Todo este cenário passa a tomar um novo rumo a partir de 2001. A crise de fornecimento de energia elétrica vivida naquele ano trouxe à tona não apenas as discussões sobre o modelo de reestruturação adotado para o setor elétrico, mas especialmente a importância da diversificação das fontes energéticas, tão mencionada na Política Energética Nacional e no Planejamento Energético do setor, mas efetivamente pouco buscada até então (Cavaliero et al, 2001). Como resultado, volta-se a discutir a importância das fontes renováveis alternativas e a necessidade de investir em sua disseminação. As novas regulamentações que surgem a partir deste momento quanto à estas fontes são o objeto deste trabalho e serão analisadas a seguir.

 

A CRISE DE ENERGIA E O PLANO DE REVITALIZAÇÃO

Diante da crise de energia elétrica, foi criada a Câmara de Gestão da Crise de Energia Elétrica - GCE com o objetivo de atuar de forma imediatista, inserindo metas de redução do consumo de eletricidade configuradas no Plano de Racionamento, e também de buscar soluções de curto e médio prazo para incentivar investimentos em geração e diversificar a matriz energética do setor (CSPE, 2001). Entretanto, todas as regulamentações desenvolvidas foram direcionadas para atenderem o sistema interligado, já que o racionamento foi iniciado nas Regiões Sudeste, Centro-Oeste e Nordeste e estendido apenas aos Estado do Pará, Tocantins e Maranhão em função da transferência de energia da Usina Hidrelétrica de Tucuruí, que abastece grande parte destes estados, à Região Nordeste.

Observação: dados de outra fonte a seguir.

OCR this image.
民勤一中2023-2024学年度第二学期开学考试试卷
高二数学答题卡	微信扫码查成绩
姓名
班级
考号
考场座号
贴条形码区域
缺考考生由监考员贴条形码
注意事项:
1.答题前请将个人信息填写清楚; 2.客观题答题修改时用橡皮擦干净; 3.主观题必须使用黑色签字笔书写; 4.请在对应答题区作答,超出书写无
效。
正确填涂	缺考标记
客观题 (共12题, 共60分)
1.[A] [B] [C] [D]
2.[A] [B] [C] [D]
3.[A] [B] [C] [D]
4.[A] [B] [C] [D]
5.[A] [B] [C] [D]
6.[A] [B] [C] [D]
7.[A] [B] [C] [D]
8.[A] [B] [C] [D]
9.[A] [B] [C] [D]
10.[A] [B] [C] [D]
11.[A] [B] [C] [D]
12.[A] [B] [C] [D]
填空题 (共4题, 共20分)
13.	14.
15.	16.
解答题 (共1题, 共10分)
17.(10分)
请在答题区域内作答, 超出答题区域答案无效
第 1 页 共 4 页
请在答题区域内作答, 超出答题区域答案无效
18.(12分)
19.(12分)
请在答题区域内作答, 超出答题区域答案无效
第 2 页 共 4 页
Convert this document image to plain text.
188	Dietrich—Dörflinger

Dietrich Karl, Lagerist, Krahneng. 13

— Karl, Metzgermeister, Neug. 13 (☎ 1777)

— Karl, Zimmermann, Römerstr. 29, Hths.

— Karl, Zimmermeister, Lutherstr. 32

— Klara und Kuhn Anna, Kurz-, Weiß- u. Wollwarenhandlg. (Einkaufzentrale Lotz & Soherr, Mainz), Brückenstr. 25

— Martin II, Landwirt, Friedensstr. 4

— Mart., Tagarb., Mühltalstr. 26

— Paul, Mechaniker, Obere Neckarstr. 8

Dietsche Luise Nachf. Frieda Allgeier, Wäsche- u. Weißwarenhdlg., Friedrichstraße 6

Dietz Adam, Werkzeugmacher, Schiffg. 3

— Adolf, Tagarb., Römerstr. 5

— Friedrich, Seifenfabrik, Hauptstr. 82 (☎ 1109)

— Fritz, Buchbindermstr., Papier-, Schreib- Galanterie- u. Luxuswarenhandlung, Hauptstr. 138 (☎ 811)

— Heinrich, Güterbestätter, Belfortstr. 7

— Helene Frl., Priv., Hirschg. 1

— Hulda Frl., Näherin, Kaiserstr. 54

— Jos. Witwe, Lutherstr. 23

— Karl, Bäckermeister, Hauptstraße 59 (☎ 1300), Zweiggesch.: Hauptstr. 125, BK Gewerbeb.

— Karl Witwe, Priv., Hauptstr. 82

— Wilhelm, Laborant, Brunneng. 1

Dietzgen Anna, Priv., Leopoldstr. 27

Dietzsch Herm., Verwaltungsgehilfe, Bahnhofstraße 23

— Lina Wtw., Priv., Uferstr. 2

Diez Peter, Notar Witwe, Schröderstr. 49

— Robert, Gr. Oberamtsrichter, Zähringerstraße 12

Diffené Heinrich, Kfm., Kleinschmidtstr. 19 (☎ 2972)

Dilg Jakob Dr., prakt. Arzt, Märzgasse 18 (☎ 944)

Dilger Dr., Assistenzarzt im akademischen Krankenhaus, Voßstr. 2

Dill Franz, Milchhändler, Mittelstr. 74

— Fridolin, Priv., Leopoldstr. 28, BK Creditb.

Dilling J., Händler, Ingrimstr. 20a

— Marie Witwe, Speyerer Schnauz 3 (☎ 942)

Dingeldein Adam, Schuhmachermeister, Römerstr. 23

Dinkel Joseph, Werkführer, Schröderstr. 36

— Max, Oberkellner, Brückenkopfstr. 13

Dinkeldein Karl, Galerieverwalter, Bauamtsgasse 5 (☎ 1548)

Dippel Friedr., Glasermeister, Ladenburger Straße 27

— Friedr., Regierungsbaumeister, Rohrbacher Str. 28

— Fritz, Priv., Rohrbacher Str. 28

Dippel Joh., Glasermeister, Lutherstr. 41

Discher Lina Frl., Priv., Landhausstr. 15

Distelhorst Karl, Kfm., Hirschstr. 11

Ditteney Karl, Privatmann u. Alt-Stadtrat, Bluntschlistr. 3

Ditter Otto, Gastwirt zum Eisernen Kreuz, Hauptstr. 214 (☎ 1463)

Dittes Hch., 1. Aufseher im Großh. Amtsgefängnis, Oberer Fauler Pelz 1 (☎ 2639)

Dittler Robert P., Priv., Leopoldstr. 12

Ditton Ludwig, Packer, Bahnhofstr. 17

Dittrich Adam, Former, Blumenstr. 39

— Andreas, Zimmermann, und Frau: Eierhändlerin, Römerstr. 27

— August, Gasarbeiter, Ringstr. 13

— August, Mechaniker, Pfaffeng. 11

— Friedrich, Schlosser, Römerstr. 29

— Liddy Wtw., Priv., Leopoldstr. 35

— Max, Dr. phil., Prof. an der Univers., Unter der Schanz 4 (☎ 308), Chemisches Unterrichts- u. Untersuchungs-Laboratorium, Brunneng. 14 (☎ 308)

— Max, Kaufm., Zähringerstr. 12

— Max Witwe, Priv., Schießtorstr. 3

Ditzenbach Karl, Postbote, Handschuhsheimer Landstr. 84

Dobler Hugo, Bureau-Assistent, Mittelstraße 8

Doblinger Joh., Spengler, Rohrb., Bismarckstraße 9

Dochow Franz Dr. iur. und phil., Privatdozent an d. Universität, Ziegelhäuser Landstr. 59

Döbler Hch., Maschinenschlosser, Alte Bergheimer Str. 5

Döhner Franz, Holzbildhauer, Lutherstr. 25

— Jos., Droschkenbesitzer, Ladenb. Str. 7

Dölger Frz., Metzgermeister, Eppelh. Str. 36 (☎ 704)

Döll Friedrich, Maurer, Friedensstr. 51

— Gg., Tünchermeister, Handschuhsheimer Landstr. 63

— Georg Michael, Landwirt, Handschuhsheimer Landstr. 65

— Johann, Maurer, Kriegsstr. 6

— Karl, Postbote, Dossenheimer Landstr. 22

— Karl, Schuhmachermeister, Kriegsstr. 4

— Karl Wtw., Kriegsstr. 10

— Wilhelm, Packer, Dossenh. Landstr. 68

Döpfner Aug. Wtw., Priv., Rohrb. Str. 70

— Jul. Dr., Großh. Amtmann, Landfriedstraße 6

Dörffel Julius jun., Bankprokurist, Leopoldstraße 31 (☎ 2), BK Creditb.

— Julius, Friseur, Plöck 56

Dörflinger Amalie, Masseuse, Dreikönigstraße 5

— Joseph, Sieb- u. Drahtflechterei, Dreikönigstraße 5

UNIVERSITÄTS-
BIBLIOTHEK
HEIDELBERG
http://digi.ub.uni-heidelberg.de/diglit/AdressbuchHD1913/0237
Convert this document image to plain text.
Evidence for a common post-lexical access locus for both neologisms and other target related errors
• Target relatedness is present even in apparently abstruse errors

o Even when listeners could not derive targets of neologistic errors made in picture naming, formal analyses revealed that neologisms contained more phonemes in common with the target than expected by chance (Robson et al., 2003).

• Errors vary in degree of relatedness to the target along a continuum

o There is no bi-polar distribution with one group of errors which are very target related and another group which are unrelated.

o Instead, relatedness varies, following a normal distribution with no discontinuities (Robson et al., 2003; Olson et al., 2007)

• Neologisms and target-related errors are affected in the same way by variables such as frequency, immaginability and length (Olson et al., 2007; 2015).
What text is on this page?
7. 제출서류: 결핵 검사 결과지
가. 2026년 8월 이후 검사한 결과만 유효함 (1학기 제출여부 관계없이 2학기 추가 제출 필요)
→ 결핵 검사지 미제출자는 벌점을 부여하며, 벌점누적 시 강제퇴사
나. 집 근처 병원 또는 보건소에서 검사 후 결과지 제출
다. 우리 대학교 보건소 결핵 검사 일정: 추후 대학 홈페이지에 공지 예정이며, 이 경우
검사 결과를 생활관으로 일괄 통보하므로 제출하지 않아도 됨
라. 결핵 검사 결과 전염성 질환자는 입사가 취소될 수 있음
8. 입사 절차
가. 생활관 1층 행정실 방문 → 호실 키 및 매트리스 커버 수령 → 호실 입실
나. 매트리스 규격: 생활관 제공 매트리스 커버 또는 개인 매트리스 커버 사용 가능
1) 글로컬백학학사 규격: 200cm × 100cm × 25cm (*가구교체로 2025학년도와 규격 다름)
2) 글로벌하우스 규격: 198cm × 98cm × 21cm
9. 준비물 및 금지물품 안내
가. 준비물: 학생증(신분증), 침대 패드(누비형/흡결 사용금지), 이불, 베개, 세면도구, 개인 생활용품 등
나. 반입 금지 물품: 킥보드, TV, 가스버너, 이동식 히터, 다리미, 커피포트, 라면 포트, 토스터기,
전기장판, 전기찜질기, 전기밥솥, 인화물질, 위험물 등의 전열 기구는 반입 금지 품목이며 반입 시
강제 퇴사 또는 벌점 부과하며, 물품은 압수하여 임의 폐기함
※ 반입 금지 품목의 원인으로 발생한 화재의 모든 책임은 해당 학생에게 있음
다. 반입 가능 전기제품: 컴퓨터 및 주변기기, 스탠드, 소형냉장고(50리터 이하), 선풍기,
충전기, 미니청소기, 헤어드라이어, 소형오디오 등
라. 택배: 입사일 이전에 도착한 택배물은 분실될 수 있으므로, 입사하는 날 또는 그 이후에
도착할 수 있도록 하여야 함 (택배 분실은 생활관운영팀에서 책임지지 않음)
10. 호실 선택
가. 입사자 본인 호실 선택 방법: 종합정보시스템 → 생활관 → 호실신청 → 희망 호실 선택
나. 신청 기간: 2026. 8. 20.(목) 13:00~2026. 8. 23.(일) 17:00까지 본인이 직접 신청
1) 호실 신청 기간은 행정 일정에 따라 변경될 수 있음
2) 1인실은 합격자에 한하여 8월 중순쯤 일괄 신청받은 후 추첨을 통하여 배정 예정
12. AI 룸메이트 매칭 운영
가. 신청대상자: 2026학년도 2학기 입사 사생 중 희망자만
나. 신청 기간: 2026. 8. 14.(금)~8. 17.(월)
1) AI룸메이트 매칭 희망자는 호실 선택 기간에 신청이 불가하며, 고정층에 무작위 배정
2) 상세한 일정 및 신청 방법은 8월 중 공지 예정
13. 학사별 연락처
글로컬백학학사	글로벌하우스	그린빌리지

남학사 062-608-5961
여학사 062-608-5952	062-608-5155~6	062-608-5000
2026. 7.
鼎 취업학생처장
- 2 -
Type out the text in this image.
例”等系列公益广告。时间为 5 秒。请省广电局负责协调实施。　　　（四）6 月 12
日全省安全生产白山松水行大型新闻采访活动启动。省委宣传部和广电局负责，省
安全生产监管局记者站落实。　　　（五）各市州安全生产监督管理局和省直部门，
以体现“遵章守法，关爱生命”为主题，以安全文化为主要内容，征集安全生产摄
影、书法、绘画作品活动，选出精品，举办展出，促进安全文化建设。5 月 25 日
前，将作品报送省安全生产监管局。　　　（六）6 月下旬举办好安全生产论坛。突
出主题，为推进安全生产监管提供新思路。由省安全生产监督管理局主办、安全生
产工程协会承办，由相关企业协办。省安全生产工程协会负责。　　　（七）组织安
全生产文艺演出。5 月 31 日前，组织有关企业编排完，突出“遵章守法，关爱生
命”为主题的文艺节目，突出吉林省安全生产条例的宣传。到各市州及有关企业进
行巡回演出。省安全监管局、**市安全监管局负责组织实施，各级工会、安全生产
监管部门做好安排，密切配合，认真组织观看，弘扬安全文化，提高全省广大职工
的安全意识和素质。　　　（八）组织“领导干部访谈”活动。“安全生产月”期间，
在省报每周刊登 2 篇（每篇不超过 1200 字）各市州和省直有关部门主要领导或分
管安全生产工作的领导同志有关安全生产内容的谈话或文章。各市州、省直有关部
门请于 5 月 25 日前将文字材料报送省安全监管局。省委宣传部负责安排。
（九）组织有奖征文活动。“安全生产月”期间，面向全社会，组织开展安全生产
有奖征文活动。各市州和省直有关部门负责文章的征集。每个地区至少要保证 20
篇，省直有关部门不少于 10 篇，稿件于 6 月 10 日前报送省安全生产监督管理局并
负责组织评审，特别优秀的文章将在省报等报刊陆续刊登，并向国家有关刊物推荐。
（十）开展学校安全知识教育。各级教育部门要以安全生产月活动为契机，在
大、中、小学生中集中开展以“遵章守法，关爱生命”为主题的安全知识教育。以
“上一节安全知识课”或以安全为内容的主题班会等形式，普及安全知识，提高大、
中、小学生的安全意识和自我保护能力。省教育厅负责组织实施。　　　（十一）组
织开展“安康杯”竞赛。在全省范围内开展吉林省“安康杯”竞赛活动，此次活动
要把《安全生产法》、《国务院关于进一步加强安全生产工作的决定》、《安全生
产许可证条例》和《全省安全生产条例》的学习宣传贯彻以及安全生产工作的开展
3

Para tentar corrigir algumas disfunções detectadas no modelo de reestruturação durante o período de racionamento, foi introduzido em janeiro de 2002 o Plano de Revitalização do Modelo do Setor Elétrico. Em seu Relatório de Progresso nº 1 foram elencadas várias medidas, algumas de implementação imediata e outras a serem submetidas à consulta pública. Dentre as imediatas encontram-se as fontes alternativas de energia. O Plano sugere a modificação do sistema de financiamento dos programas dessas fontes com o objetivo de estimular o desenvolvimento de tecnologias cujo estado atual impede que sejam competitivas. Além disto, busca-se com esta medida explicitar os subsídios à essas fontes e ratear os custos entre todos os consumidores do país, evitando que todos os custos destas tecnologias recaiam sobre apenas um grupo de consumidores (Energia Brasil, 2002 a).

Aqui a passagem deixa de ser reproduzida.